I have been recently appointed full-time attending physician-scientist back in the 12 de Octubre Hospital (Madrid, Spain) through the award of a peer-reviewed contract from the prestigious Carlos III Research Institute (Juan Rodes contract, JR19/00028). I am an independent investigator since October 2019. My research interest is mainly focused on discovery of novel biomarkers and targets for immune therapies. I currently have 60 % protected time for research and my own laboratory at the 12 de Octubre research facilities (see institutional letter of support attached in the annex). I have the necessary resources to accomplish the objectives of this proposal, including the Digital Spatial Profiling system (NanoString) recently acquired by our group which is located in my lab. I believe that my demonstrated scientific record, commitment, team work, and hard work has prepared me to lead this exciting research project.

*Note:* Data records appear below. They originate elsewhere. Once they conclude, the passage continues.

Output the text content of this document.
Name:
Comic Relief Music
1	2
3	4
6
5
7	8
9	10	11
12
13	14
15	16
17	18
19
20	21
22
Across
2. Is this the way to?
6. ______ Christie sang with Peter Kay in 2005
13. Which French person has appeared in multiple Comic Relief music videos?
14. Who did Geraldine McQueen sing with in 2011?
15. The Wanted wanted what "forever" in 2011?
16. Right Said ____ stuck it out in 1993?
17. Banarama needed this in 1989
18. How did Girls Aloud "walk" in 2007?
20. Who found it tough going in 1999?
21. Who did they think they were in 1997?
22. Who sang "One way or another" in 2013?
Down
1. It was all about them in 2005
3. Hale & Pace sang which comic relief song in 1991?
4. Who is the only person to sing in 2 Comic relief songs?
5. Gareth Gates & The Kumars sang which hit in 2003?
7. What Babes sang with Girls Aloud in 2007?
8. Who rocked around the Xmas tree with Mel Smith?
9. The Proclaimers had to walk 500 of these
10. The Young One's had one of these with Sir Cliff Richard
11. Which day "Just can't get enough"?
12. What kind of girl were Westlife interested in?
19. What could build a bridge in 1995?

The proposed project is a new and exciting area of research in my laboratory. We have generated substantial preliminary data at Yale to support the hypothesis and aims proposed for this project. In addition, we have already started collaborations with Joao Barata Lab (University of Lisbon, Portugal) a renowned expert in IL-7R/IL-7. We believe that this collaboration substantially increases the chances for a successful development of this proposal. I am committed to developing precision immunotherapy strategies to improve outcomes of patients with NSCLC. The receipt of this prestigious award will likely contribute to this major goal.

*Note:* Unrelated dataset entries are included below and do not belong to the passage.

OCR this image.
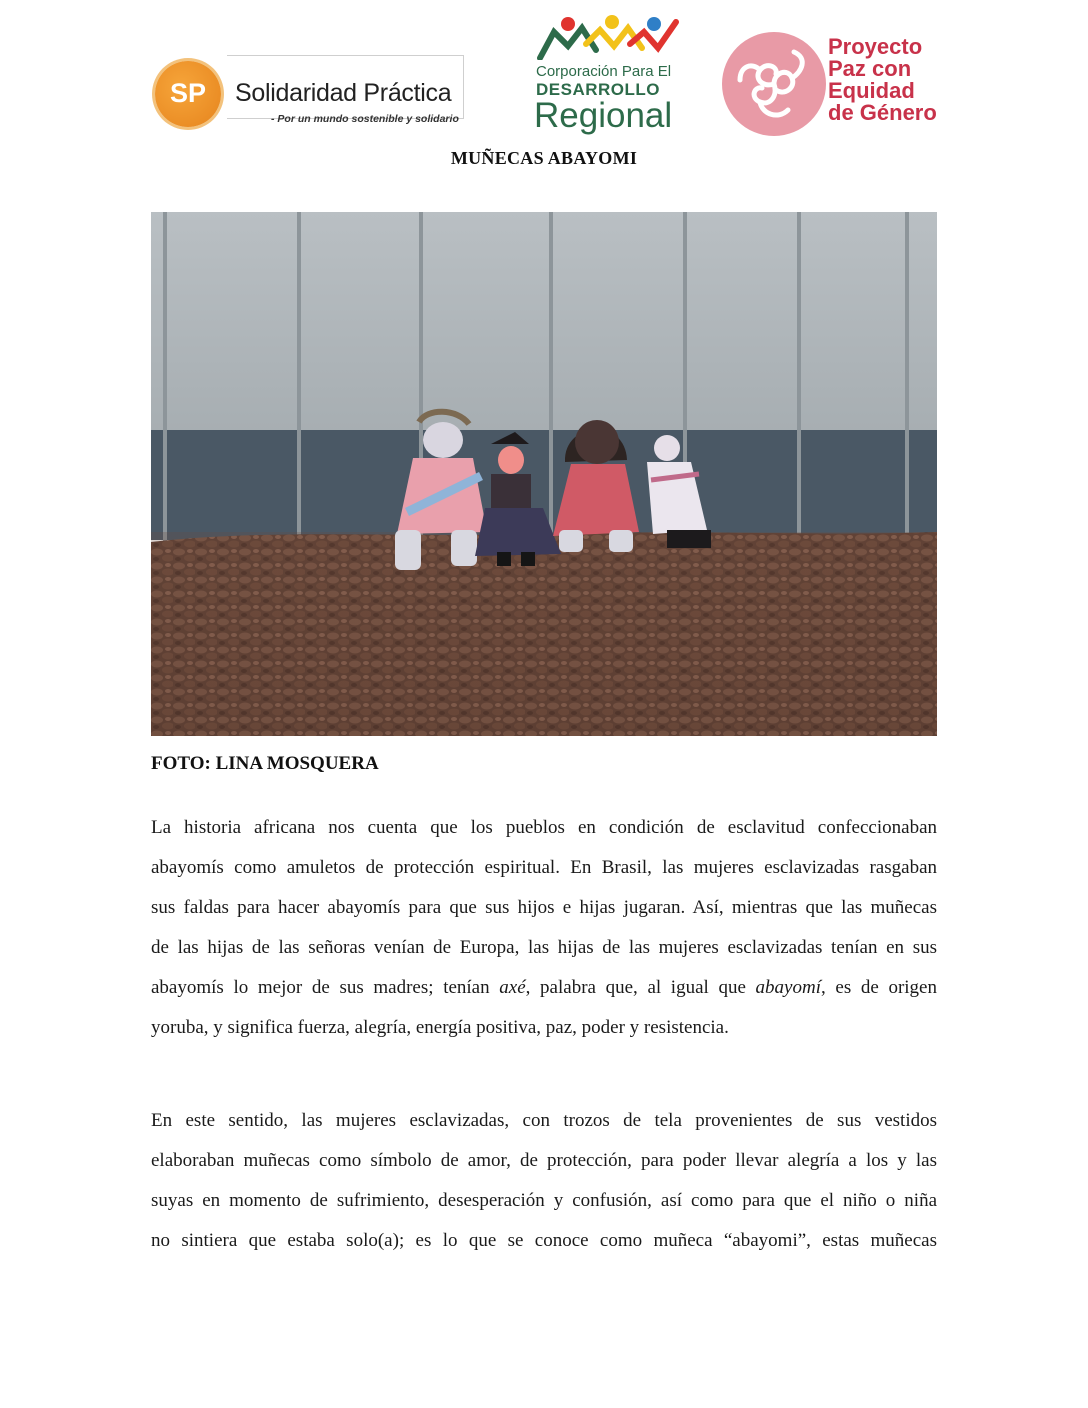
SP	Solidaridad Práctica
- Por un mundo sostenible y solidario
Corporación Para El
DESARROLLO
Regional
Proyecto
Paz con
Equidad
de Género
MUÑECAS ABAYOMI
FOTO: LINA MOSQUERA
La historia africana nos cuenta que los pueblos en condición de esclavitud confeccionaban
abayomís como amuletos de protección espiritual. En Brasil, las mujeres esclavizadas rasgaban
sus faldas para hacer abayomís para que sus hijos e hijas jugaran. Así, mientras que las muñecas
de las hijas de las señoras venían de Europa, las hijas de las mujeres esclavizadas tenían en sus
abayomís lo mejor de sus madres; tenían axé, palabra que, al igual que abayomí, es de origen
yoruba, y significa fuerza, alegría, energía positiva, paz, poder y resistencia.
En este sentido, las mujeres esclavizadas, con trozos de tela provenientes de sus vestidos
elaboraban muñecas como símbolo de amor, de protección, para poder llevar alegría a los y las
suyas en momento de sufrimiento, desesperación y confusión, así como para que el niño o niña
no sintiera que estaba solo(a); es lo que se conoce como muñeca “abayomi”, estas muñecas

RESISTANCE TO PD-1 CHECKPOINT BLOCKADE IN NSCLC INDUCED BY TUMOR CELL CD127 (IL-7R) EXPRESSION: VALIDATION, FUNCTIONAL ASSESSMENT, AND TARGETED THERAPEUTIC STRATEGIES
Relevance of the project in the study of lung cancer
Immunotherapies that block the PD-1/PD-L1 checkpoint have transformed lung cancer treatment and outcome. However, most patients do not derive significant benefits particularly when these drugs are given as single agents. Therefore, there is a medical need to identify therapeutically amenable mechanisms by which tumors induce resistance to PD-1 axis inhibition, in order to expand the treatment opportunities in these immunotherapy-refractory patients. Our preliminary findings derived from immunotherapy-treated non-small-cell lung cancer (NSCLC) patients revealed that those with high levels of surface IL-7R protein expression in tumor cells experienced poor outcomes under monotherapy with PD-1 axis inhibitors. On the basis of this novel finding, we have designed a research plan with the overall aim of demonstrating that tumor cell IL-7R overexpression is a mechanism of resistance to PD-1 blockade in NSCLC, and that it can be therapeutically targeted with drugs that block IL-7R. First, we will begin with validating our preliminary findings in aa large and independent set of immunotherapy-treated patients from 12 de Octubre Hospital (Madrid). For this aim, we will use innovative tumor profiling technologies to quantitative assess IL-7R expression. Then, we will work backwards to uncover the mechanistic basis of these findings using mouse models adequately suited for this aim. Finally, we will test the therapeutic efficacy of blocking tumor cell IL-7R overexpression using mouse models that closely recapitulate human disease. Overall, this project has the potential to facilitate two major clinical goals in the future; 1) To help clinicians identify which patients are not likely to benefit from single-agent PD-1 checkpoint blockade using IL-7R expression as a clinical biomarker; 2) To develop novel treatment strategies to these bad prognosis patients unlikely to derive benefit from PD-1 axis inhibition.